For a routing table with 2M entries where lookups touch only prefix and next_hop (16 bytes) but the full entry is 128 bytes (includes statistics, timestamps, debug strings), splitting hot/cold improved lookup throughput by 3.1x because 4 hot records fit per cache line instead of 0.5 full records.

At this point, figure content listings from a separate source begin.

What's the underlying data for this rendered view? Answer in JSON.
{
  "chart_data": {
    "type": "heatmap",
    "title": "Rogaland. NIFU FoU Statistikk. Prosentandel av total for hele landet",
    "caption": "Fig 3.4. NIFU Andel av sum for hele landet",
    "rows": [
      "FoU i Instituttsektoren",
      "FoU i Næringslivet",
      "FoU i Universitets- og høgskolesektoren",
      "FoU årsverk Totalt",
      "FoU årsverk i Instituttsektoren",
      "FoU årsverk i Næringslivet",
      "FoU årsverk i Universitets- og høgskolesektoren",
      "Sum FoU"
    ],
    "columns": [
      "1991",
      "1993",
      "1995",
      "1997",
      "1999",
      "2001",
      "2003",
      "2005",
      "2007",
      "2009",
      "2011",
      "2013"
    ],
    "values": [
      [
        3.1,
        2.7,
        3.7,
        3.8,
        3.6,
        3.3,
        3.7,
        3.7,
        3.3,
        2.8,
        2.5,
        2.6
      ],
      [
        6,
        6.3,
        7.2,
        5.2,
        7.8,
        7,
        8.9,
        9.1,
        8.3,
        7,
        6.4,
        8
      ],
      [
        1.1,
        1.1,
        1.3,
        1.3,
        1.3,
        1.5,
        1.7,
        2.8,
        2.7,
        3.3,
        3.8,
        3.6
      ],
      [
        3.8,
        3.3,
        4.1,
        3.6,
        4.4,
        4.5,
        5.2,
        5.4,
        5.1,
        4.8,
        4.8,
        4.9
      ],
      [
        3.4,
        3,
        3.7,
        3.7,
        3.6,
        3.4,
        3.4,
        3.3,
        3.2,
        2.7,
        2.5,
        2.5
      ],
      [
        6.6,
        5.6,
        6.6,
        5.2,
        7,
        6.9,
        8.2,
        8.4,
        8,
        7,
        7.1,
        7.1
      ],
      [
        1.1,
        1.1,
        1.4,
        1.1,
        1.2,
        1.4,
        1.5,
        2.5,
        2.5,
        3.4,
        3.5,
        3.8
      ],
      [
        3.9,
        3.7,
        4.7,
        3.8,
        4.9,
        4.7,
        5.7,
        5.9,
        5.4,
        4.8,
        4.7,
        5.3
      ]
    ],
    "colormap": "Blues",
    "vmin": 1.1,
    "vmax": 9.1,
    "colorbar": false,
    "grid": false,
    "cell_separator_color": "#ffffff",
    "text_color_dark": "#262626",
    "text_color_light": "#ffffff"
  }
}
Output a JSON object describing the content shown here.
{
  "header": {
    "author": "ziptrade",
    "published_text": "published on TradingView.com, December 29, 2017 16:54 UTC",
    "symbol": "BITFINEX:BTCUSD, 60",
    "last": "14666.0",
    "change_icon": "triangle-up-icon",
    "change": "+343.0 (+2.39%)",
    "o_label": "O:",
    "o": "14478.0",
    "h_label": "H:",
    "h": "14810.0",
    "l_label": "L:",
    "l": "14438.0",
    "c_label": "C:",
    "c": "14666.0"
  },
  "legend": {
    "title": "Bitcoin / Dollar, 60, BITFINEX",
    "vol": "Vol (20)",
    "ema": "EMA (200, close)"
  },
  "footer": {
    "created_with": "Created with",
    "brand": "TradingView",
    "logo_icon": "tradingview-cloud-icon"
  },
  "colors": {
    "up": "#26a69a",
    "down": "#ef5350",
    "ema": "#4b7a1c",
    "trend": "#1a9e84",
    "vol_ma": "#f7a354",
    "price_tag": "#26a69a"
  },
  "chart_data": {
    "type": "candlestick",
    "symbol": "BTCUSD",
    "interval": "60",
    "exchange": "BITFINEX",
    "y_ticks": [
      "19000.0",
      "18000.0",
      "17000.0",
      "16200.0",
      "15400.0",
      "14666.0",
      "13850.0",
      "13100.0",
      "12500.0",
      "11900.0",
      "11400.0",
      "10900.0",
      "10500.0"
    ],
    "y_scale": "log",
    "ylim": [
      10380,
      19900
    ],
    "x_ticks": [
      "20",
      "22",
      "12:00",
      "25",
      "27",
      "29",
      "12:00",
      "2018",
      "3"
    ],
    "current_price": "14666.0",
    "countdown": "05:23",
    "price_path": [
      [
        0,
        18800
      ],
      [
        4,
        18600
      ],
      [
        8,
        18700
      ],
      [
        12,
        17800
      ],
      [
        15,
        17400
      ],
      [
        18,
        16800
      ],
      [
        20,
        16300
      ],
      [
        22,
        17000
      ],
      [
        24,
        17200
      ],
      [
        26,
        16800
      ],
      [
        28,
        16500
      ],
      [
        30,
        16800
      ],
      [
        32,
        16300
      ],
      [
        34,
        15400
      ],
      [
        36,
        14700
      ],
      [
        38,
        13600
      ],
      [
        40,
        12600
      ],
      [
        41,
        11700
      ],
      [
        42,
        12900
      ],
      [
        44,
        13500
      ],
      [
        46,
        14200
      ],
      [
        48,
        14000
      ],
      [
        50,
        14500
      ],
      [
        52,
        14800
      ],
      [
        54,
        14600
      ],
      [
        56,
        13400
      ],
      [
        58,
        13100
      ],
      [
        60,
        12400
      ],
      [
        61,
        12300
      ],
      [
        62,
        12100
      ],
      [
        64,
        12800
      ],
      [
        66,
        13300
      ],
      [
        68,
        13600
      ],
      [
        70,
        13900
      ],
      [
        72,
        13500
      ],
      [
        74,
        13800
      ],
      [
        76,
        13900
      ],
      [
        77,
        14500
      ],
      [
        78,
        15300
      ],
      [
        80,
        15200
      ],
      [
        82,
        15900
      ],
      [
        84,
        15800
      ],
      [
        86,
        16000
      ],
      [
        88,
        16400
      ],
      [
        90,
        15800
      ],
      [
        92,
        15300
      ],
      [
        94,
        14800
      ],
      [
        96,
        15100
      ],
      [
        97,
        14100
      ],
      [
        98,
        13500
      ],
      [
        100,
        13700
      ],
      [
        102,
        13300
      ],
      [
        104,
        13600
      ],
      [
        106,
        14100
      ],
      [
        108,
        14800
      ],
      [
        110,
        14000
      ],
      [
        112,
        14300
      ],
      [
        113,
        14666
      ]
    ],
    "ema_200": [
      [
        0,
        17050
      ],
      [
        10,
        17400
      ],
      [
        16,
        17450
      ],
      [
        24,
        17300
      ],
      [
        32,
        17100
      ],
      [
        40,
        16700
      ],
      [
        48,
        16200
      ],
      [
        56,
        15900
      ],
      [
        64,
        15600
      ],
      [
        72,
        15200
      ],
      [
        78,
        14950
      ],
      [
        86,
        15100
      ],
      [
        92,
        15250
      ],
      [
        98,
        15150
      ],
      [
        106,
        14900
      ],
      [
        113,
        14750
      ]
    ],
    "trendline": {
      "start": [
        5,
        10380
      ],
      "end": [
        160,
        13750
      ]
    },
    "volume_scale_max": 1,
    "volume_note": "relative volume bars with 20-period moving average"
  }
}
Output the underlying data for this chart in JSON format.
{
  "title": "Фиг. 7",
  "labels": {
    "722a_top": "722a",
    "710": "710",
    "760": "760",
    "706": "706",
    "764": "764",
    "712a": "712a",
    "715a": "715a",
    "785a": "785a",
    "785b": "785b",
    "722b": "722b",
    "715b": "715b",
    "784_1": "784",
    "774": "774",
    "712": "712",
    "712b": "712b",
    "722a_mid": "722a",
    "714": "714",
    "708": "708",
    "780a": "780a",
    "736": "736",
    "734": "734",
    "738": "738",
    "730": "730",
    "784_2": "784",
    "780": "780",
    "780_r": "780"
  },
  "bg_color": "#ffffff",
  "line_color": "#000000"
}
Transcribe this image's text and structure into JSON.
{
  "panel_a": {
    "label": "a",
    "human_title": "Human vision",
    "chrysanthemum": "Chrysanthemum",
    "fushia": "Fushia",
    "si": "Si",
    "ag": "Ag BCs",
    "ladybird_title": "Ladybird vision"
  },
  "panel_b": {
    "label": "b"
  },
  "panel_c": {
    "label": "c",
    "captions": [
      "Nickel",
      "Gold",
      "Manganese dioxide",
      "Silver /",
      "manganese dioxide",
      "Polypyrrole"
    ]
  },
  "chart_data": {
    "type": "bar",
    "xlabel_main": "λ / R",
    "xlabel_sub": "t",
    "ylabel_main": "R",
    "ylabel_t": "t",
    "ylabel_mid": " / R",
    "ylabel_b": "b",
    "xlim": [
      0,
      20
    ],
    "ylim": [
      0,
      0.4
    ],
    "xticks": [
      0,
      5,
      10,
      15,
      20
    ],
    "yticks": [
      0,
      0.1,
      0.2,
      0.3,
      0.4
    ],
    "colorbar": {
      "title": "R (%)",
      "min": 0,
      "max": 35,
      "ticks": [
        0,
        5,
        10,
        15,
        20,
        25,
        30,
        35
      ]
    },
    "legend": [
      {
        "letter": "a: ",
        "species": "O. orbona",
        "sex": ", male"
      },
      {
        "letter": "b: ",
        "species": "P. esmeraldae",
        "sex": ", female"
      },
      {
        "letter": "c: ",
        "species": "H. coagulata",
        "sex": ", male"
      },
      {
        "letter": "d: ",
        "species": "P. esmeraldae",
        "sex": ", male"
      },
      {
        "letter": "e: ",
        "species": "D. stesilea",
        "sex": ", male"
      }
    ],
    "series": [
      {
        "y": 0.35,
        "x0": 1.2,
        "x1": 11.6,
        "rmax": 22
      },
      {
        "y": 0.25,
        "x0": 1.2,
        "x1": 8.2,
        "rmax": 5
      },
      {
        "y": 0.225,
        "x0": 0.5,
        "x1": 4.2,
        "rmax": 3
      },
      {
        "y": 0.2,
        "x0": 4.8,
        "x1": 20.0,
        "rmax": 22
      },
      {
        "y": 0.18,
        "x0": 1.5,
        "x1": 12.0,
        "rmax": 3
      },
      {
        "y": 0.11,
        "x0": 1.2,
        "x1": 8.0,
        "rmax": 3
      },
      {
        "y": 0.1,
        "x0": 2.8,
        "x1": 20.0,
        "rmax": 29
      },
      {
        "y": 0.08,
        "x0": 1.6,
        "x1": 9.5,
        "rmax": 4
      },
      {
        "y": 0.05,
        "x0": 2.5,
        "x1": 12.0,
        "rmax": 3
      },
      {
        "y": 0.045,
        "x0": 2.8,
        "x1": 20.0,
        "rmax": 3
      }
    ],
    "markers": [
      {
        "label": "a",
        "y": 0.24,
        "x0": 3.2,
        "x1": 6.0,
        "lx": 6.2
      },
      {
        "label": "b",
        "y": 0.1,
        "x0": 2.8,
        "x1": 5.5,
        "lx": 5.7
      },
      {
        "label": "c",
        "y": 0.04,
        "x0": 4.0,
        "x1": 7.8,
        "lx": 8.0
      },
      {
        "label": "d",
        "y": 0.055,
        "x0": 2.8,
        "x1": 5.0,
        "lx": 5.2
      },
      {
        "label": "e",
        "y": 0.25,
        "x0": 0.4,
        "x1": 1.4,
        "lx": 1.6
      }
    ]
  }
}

| Layout | Lookup (Mops/s) | L1 Miss Rate |
|---|---|---|
| Monolithic struct (128B) | 12.4 | 18.2% |
| Hot/cold split (16B hot) | 38.5 | 4.7% |
| Hot/cold + prefetch | 42.1 | 3.1% |
// BEFORE: monolithic — cold fields pollute cache
struct RouteEntry {
uint32_t prefix; // hot: always read
uint32_t next_hop; // hot: always read
uint64_t packet_count; // cold: only for stats
uint64_t byte_count; // cold: only for stats
time_t last_update; // cold: only for monitoring
char description[80]; // cold: only for debugging
};
std::vector<RouteEntry> table; // 128 bytes per entry
// AFTER: split hot and cold
struct RouteHot {
uint32_t prefix;
uint32_t next_hop;
};
struct RouteCold {
uint64_t packet_count;
uint64_t byte_count;
time_t last_update;
char description[80];
};
std::vector<RouteHot> table_hot; // 8 bytes per entry — dense
std::vector<RouteCold> table_cold; // indexed in parallel, accessed rarely- Splitting when most operations touch all fields: If >50% of accesses need both hot and cold data, the extra indirection (two memory accesses instead of one) makes it slower. Profile access patterns before splitting.
C++17, GCC 13.1, -O3 -march=native. AMD EPYC 7763. Verified with perf stat -e L1-dcache-load-misses.